In a crossover, in a certain intertextual way, between those women she likes to interpret and her own life, Virginia talks about her choice to be an opera singer. “When I was a girl, they could have told me ‘you are an empowered young woman because you are going to do what you want’. But at that time the term was not used. So, I don’t like to use fashionable terms. Because I feel that everyone uses them and they are emptied of meaning. Less than half of the people know the real meaning. I like to be specific with the words I say and when I put together my speech. This is linked to the characters: each word has a meaning, a power. in which we must believe, I am a faithful believer that we decree with words, that is why I demand that I be very neat with them. “What is said is created,” he points out.

At that point in the talk there is no longer any vestige of the formality of the beginning. While she takes the cut from her, Virginia is already in the same register, with the same ease as on stage. And when she talks about how she is at a different level of consciousness today than she was a few years ago, it is clear that she managed to become the renowned artist she is today thanks to her honesty. “I think that is what I search tirelessly like a river in its channel.
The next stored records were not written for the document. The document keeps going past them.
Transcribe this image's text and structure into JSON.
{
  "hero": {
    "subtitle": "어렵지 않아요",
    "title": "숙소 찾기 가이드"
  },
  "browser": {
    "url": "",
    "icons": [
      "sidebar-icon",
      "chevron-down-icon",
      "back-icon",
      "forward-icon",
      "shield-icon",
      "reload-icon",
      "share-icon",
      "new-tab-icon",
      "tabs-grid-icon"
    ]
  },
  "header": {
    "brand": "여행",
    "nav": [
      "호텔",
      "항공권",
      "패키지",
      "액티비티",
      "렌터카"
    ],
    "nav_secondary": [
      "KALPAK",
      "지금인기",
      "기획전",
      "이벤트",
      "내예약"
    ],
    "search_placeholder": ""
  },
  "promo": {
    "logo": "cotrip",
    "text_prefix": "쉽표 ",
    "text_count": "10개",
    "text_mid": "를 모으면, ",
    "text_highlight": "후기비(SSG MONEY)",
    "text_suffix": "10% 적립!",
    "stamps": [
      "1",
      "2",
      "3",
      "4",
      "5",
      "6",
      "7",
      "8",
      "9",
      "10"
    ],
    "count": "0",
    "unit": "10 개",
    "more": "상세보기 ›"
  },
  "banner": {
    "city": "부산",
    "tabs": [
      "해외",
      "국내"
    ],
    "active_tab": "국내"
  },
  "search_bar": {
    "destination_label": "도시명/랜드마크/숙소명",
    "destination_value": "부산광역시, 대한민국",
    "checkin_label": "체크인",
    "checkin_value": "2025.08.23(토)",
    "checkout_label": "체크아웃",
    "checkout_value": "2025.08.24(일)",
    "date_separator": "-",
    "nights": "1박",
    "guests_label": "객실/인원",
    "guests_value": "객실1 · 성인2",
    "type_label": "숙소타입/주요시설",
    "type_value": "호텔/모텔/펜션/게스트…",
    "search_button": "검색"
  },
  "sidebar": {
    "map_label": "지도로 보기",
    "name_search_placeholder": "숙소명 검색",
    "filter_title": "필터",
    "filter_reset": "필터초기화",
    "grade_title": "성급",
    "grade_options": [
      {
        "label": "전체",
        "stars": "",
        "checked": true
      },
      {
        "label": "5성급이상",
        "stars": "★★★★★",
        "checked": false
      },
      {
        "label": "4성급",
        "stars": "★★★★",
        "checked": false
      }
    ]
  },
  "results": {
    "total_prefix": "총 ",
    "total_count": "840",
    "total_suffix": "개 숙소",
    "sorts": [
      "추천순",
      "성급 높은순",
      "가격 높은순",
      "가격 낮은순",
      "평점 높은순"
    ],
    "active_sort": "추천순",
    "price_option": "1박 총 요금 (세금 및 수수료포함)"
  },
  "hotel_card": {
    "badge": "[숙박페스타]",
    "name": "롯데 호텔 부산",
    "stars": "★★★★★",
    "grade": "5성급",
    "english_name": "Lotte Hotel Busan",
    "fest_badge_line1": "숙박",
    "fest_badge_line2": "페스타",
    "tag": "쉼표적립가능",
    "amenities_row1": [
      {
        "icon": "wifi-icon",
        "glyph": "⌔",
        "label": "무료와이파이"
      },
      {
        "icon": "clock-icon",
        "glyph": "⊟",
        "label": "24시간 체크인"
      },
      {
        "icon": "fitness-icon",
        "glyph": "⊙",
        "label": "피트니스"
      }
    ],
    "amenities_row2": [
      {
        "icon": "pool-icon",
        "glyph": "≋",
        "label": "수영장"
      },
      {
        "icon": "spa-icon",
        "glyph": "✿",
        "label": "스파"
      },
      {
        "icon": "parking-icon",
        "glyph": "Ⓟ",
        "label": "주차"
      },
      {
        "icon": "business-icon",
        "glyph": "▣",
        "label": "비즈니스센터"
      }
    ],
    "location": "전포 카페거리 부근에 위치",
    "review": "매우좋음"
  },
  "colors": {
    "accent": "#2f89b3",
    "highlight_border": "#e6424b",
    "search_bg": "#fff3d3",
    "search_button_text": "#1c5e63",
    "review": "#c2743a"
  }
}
When I won the contests, it was because I managed to convince the public through the honesty of true feeling, to tell exactly what that character was experiencing, to which today You can also call it Intensity, another fashionable term for a person who feels and feels free to express it, nothing is simpler than that in a world where we were made to believe that he who loves and makes it known loses and he who shows himself. selfless wins. When and how did they convince us of that, I wonder? What’s my secret? There’s no formula,” he says.

The conversation continues in other directions, but it never regains the strength of that passage. Tola says goodbye, thanks again and leaves. Without stridency. Beyond the stages, the lights, the theaters, the applause, she is a girl who loves what she does.